L’art religieux du XVème siècle présente un subtil et délicat équilibre entre la dimension symbolique de l’art primitif chrétien, d’origine orientale, et le surgissement de la dimension humaine dans l’art chrétien occidental.

Peinture originale du Maître de la Vie de Marie
Bien qu’exerçant son art à Cologne, le Maître de la Vie de Marie semble avoir été formé aux Pays-Bas. Sa représentation de la crucifixion témoigne tout à fait de la juxtaposition des symboles sacrés hérités de l’iconographie traditionnelle et en même temps de l’humanisation des personnages propre à cette période charnière.
Une version « enténébrée » de la crucifixion

Réinterprétation d’une scène de la crucifixion du Maître de la Vie de Marie sous forme de « vitrail numérique » par l’Atelier Dominique-Emmanuel
Pour la réinterprétation de la crucifixion du Maître de la Vie de Marie sous forme de vitrail, le changement majeur que nous proposons, c’est de situer la scène dans le contexte d’une éclipse solaire, en suivant la parole citée en Mt 27,45 et Mc 15,33 :
« À midi, il y eut des ténèbres sur toute la terre jusqu’à trois heures. »
Cette interprétation tenant compte de ces ténèbres à l’heure de la crucifixion nous semble symboliquement plus juste que la représentation initiale sous un ciel bleu.
Ensuite nous avons un peu simplifié et universalisé les vêtements qui étaient trop associés aux spécificités culturelles de l’époque, en particulier pour Marie-Madeleine.
Pour terminer, le graphisme et les couleurs ont été adaptés en fonction du rendu sous forme de Vitrail.
Pourquoi ne pas se contenter d’une simple reproduction d’une œuvre traditionnelle?
C’est une grande question! Pourquoi en effet s’acharner à réactualiser des œuvres anciennes alors qu’il est tellement plus simple et beaucoup moins coûteux de se satisfaire d’une reproduction imprimée?

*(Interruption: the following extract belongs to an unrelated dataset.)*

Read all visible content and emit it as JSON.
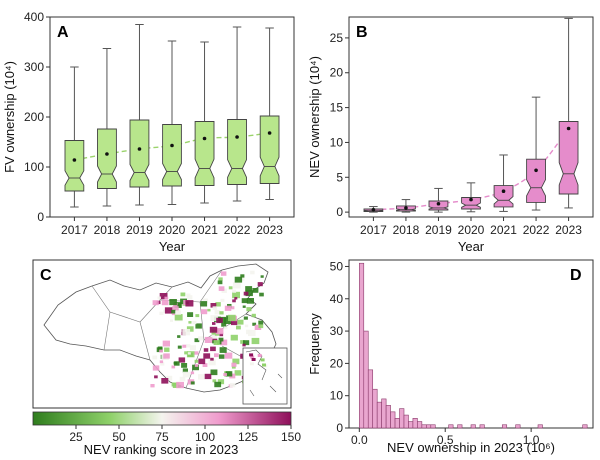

D’autant plus que certaines anciennes œuvres témoignent d’un esprit, d’une beauté et d’une maîtrise technique inégalés!
La réponse nous semble évidente, la foi chrétienne subsistera tant qu’il y aura des personnes prêtes à l’incarner, dans les prières comme dans la vie.
Il en va naturellement ainsi pour l’art chrétien, il restera vivant tant que des artistes l’incarneront et le renouvelleront!